Ce pont a coûté 3 millions d'euros alors qu'aucune route ne permet de l'emprunter

Ce pont a coûté 3 millions d'euros alors qu'aucune route ne permet de l'emprunter Dans la Meuse, un pont à 3 millions d'euros enjambe fièrement une voie ferrée... mais ne mène absolument nulle part

Imaginez-vous au volant de votre voiture, à Warcq, petite commune des Ardennes. Au loin, vous apercevez un pont de 35 mètres qui enjambe une voie ferrée et une route. Vous souhaitez l'emprunter quand soudain, stupeur : ce pont ne mène à rien. De chaque côté, des talus de terre et de cailloux, mais aucune route. Cette construction a pourtant coûté la bagatelle de 3 millions d'euros, soit l'équivalent du budget annuel moyen d'une commune en France !
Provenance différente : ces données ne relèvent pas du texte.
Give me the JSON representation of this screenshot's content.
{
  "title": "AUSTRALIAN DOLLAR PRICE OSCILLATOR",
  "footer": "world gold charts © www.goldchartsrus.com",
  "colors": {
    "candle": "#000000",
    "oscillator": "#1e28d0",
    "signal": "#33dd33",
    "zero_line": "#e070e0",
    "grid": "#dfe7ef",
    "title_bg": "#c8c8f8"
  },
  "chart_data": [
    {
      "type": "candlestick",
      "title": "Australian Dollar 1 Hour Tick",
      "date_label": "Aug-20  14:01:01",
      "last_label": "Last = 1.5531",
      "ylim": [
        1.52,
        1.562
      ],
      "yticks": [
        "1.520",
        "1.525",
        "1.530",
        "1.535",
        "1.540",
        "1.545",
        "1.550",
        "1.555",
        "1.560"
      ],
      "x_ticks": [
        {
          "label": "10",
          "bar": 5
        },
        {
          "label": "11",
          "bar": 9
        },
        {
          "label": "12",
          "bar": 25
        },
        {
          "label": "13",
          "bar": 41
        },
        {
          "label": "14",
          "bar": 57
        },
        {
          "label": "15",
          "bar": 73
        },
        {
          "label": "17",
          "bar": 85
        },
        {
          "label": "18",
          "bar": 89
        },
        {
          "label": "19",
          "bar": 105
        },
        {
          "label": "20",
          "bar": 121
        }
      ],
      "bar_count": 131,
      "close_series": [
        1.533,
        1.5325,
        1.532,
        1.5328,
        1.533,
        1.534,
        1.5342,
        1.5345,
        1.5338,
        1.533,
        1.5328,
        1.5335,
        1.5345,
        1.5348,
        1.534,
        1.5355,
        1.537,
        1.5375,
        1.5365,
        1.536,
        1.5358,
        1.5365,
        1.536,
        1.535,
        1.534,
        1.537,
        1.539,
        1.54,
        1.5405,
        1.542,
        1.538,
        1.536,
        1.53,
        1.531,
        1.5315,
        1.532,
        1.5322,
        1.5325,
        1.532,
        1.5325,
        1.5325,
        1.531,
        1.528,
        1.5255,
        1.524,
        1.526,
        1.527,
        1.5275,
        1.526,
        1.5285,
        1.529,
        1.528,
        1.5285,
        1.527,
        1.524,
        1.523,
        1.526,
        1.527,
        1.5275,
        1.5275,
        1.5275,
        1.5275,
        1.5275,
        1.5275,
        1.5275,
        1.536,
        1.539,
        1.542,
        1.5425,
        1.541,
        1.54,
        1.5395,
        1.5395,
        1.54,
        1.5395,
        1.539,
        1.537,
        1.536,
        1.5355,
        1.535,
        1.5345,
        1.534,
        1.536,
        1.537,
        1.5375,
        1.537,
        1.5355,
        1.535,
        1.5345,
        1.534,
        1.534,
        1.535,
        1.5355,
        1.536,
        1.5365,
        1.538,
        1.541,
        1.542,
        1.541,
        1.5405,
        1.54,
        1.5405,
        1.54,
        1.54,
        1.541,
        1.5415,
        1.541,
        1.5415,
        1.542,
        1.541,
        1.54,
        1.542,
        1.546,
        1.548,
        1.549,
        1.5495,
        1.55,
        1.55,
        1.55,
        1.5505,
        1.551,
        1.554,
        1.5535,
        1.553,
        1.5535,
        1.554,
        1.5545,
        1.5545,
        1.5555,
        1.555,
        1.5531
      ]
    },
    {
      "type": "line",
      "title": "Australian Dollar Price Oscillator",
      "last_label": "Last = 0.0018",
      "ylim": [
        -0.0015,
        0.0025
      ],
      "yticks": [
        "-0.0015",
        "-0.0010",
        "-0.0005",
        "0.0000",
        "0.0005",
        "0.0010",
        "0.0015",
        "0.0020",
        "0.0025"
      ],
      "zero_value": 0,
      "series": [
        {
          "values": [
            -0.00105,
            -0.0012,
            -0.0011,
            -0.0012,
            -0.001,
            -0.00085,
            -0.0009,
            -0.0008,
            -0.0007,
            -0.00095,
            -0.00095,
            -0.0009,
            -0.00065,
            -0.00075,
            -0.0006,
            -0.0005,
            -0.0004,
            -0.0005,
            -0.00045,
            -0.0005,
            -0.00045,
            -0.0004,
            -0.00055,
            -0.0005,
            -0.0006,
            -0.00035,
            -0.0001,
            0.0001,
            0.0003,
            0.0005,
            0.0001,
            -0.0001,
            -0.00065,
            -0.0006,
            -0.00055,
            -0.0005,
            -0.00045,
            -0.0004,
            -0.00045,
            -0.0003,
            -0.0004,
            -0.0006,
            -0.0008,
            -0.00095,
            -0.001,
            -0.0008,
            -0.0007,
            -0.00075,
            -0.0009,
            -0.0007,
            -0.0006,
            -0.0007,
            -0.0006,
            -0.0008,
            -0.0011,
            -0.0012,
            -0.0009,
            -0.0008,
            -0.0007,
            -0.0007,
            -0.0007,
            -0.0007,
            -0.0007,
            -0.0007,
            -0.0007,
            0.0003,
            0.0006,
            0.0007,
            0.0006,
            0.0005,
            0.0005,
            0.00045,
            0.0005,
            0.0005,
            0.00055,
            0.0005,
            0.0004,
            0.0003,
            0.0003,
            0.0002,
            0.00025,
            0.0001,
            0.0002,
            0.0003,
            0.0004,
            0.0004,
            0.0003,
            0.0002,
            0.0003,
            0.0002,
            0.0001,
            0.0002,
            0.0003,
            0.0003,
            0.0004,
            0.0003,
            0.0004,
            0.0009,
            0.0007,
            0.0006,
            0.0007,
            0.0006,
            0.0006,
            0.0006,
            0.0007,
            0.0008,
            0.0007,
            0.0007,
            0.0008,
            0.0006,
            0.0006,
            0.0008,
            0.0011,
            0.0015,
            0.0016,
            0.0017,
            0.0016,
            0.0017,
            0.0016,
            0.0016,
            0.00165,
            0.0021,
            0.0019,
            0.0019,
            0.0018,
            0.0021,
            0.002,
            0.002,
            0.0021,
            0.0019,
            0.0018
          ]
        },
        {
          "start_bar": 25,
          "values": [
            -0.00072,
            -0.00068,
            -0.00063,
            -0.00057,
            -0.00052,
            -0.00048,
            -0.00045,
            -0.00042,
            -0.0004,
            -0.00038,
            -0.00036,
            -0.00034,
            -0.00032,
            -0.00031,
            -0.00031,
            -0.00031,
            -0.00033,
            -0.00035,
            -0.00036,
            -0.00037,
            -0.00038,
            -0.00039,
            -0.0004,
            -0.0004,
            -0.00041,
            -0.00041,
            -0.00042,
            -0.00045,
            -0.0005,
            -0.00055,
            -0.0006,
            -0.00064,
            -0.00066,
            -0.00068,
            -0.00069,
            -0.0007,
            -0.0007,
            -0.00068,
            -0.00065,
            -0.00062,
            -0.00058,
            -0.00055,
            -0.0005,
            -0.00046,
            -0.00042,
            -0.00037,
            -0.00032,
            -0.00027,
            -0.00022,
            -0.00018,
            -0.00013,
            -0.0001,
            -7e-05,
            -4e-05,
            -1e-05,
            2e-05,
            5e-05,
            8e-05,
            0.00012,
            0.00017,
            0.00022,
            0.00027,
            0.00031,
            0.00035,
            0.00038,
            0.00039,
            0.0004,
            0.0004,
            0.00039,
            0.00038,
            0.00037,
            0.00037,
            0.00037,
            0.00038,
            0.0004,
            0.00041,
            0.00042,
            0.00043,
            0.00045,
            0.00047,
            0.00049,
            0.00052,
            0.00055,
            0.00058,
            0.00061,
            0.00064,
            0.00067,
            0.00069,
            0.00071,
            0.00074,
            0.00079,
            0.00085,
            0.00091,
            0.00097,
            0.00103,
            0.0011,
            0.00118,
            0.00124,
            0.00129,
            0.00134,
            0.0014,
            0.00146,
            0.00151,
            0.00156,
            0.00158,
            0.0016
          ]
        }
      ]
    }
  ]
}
Ce pont qui ne mène nulle part est devenu une curiosité locale et un symbole de gaspillage d'argent public. Depuis sa construction en 2017, habitants et médias locaux s'interrogent sur cette aberration. Certains préfèrent en rire : "Ça reste toujours mieux d'être connus pour ça que pour Michel Fourniret", lance une riveraine avec ironie au Figaro.

L'histoire de ce pont remonte au début des années 2000. A l'époque, le conseil départemental des Ardennes souhaite réduire le trafic de poids lourds dans Charleville-Mézières. Un projet est alors mis sur pied pour raccorder l'autoroute A304 et la nationale 43, en passant par les communes de Damouzy, Belval et Warcq. Ce projet, estimé à 30 millions d'euros, prévoit une route à deux fois deux voies de 3,3 kilomètres. Il est reconnu d'utilité publique par un arrêté préfectoral en 2016.

Les travaux débutent en 2017 par la construction du pont, considérée comme l'œuvre la plus complexe du projet. Mais plusieurs recours judiciaires sont déposés, notamment contre les expropriations nécessaires à la réalisation du programme. En 2021, après de multiples contestations judiciaires, notamment lié à l'impact environnemental du projet et à son intérêt, le Conseil d'Etat annule définitivement la déclaration d'utilité publique. Le Conseil d'Etat a considéré que l'utilité de cette voie n'était pas justifiée et qu'il n'y avait pas assez d'arguments pour exproprier des personnes de leur terrain.

Résultat : le pont est achevé, mais le reste du projet est abandonné. Aujourd'hui, sept ans après sa construction, aucune voiture n'a jamais emprunté cet ouvrage. Le contribuable a non seulement payé pour le pont, mais aussi pour les indemnités d'expropriation et l'achat de terrains. Et comme le raccordement n'a jamais été réalisé, le trafic n'a pas diminué à Warcq. La commune a donc dû engager de nouvelles dépenses : installation de ralentisseurs, modification de la signalisation et transformation d'une rue en sens unique pour la somme de 400 000 euros.

Que va devenir ce pont ? Pour l'instant, aucune solution concrète n'a été trouvée et il sera difficile de le raccorder à un axe routier. Une démolition n'est pas envisagée à ce jour. Des concertations entre le conseil départemental, la mairie de Warcq et la communauté d'agglomération de Charleville-Mézières ont eu lieu ces dernières années, mais sans solutions.

Contacté par le Journal du Net, le conseil départemental des Ardennes n'a pas souhaité communiquer le budget global du pont, incluant l'acquisition des terrains, ni préciser les résolutions envisagées ces dernières années concernant son avenir.